Habib Faisal’s recent release ‘Ishaqzaade’, that has been garnering good response from the audience, touches on the sensitive subject of Hindu-Muslim divide in India.
In the movie the hero Parma (Arjun Kapoor) falls for a Muslim girl Zoya (Parineeti Chopra) which doesn’t go down well with their families as well as people around them.
Director Habib Faisal said that no matter how modern India claims to be currently communal divides still exists in it.
“It does. And to say by addressing the palpable problems that arise when a Hindu boy falls in a love with a Muslim girl is according to me unrealistic. Look around. The Hindu-Muslim divide is everywhere. In a so-called metropolitan city housing societies do not allow Muslims or Hindus depending on which area you're house-hunting in. In fact I've witnessed more communal integrity in rural areas,” he said.
The director said that he realized the extent of divide after the demolition of sacred Babri Masjid.
“These differences are normally swept under the carpet. I don't think that helps. The fact is, we have not really progressed intellectually in understanding let alone bridging the chasm between the progressive and regressive India. Just the other day a senior police officer in Bangalore publicly endorsed honor killing. Why does a couple belonging to two different cultures or communities have to meet surreptitiously in public places? I'll tell you why. Because every parent, no matter how progressive outwardly, throws a fit if his or her child brings a mate home. This is why I made the Muslim girl Zoya's family an educated relatively sophisticated bunch of people. I wanted to show, no matter how educated people still suffer from lethal prejudices about inter-communal alliances,” he said.
Directed Habib Faisal has given his movie unabashed treatment of Hindu-Muslim relations. He even went ahead and made his hero Parma address his heroine Zoya as ‘Mussalli’.
“In the beginning he means to rile her by calling her a 'Mussalli.' Later it becomes his term of endearment for her. Why are focusing on the names? The problem is very deep. Hindus don't even know how to greet Muslims so a social level. They wonder if they should say 'Salaam' or 'Namaste'. In my film when Zoya takes her lover Parma to her house he doesn't know how to greet Zoya's parents. The initiation of a dialogue between two cultures starts on the wrong note,” he said.

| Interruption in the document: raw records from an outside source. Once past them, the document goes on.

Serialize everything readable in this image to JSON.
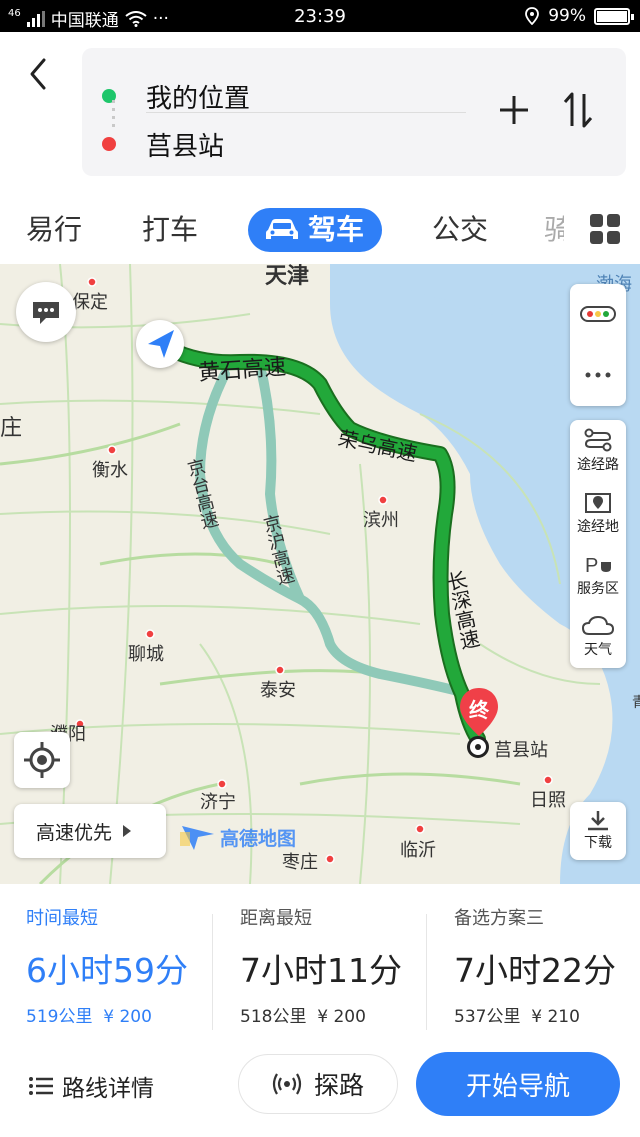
{
  "status_bar": {
    "carrier_signal": "46",
    "carrier": "中国联通",
    "more": "···",
    "time": "23:39",
    "battery": "99%",
    "battery_level": 0.99
  },
  "route": {
    "start": "我的位置",
    "end": "莒县站",
    "start_color": "#1ec66b",
    "end_color": "#f04040"
  },
  "tabs": [
    {
      "label": "易行",
      "active": false
    },
    {
      "label": "打车",
      "active": false
    },
    {
      "label": "驾车",
      "active": true,
      "icon": "car-icon"
    },
    {
      "label": "公交",
      "active": false
    },
    {
      "label": "骑",
      "active": false
    }
  ],
  "map": {
    "cities": [
      {
        "name": "天津"
      },
      {
        "name": "保定"
      },
      {
        "name": "衡水"
      },
      {
        "name": "滨州"
      },
      {
        "name": "聊城"
      },
      {
        "name": "泰安"
      },
      {
        "name": "濮阳"
      },
      {
        "name": "济宁"
      },
      {
        "name": "日照"
      },
      {
        "name": "临沂"
      },
      {
        "name": "枣庄"
      },
      {
        "name": "渤海"
      },
      {
        "name": "庄"
      },
      {
        "name": "青"
      }
    ],
    "roads": [
      {
        "name": "黄石高速"
      },
      {
        "name": "荣乌高速"
      },
      {
        "name": "长深高速"
      },
      {
        "name": "京台高速"
      },
      {
        "name": "京沪高速"
      }
    ],
    "destination_marker": "终",
    "destination_label": "莒县站",
    "route_color": "#22a83a",
    "alt_route_color": "#8fc9b8",
    "side_tools": [
      {
        "label": "途经路",
        "icon": "route-via-icon"
      },
      {
        "label": "途经地",
        "icon": "map-pin-icon"
      },
      {
        "label": "服务区",
        "icon": "service-area-icon"
      },
      {
        "label": "天气",
        "icon": "cloud-icon"
      }
    ],
    "priority_button": "高速优先",
    "download_button": "下载",
    "brand": "高德地图"
  },
  "options": [
    {
      "title": "时间最短",
      "time": "6小时59分",
      "distance": "519公里",
      "cost": "¥ 200",
      "active": true
    },
    {
      "title": "距离最短",
      "time": "7小时11分",
      "distance": "518公里",
      "cost": "¥ 200",
      "active": false
    },
    {
      "title": "备选方案三",
      "time": "7小时22分",
      "distance": "537公里",
      "cost": "¥ 210",
      "active": false
    }
  ],
  "actions": {
    "details": "路线详情",
    "probe": "探路",
    "start": "开始导航"
  },
  "accent": "#2f7ff7"
}
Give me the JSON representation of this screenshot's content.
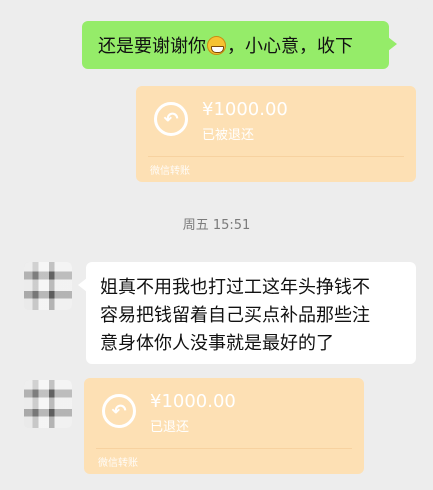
{
  "messages": {
    "outgoing_text_before_emoji": "还是要谢谢你",
    "outgoing_text_after_emoji": "，小心意，收下",
    "outgoing_emoji": "grin-emoji-icon",
    "transfer_out": {
      "amount": "¥1000.00",
      "status": "已被退还",
      "footer": "微信转账",
      "icon": "return-arrow-icon"
    },
    "timestamp": "周五 15:51",
    "incoming_text_lines": [
      "姐真不用我也打过工这年头挣钱不",
      "容易把钱留着自己买点补品那些注",
      "意身体你人没事就是最好的了"
    ],
    "transfer_in": {
      "amount": "¥1000.00",
      "status": "已退还",
      "footer": "微信转账",
      "icon": "return-arrow-icon"
    }
  },
  "colors": {
    "chat_background": "#ededed",
    "outgoing_bubble": "#95ec69",
    "incoming_bubble": "#ffffff",
    "transfer_card": "#fde0b4"
  }
}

He admitted that he was apprehensive on how the Censor Board would accept his movie.
“There's so much ‘Ishaqzaade’ that we as movie makers and as a society in the larger context tend to sweep under the carpet. But if I as Muslim filmmaker shied away from addressing the issue headlong in attempting a Hindu-Muslim love story, then I think I'd have failed to convey what I had set out to. The censor bard was exceptionally tolerant. The love-making scene is not gratuitous. I shot it in a long single-shot scene. If the censors had asked me to cut I wouldn't have been able to,” he said.
The director said that he tried to stay away from abusive language in the movie.
“I knew I had the license to let them get abusive. But I don't use abusive language in my speech and I'd be uncomfortable if my characters did the same. Besides I find the generous use of BCs and MCs in the films set in the North Indian heartland distracting. Audiences laugh and snigger when a character uses abuses. In this day and age of 'D.K Bose' my demurral on expletives is perhaps a little outdated. I'd rather be true to myself than trendy,” he said.
He said that his lead pair was the main reason for the movie’s success.
“Arjun Kapoor was put on a six-month trial period to see if he fits into the part of Parma. To his credit he kept at it until he got it right. As for Parineeti I had to take her native 'punjaabiyat' out of her and make her this Uttar Pradesh his mussalman ladki Zoya. I was lucky with my actors. Except for Gauhar Khan I wanted no known faces in the supporting cast. I stuck to my guns,” he concluded.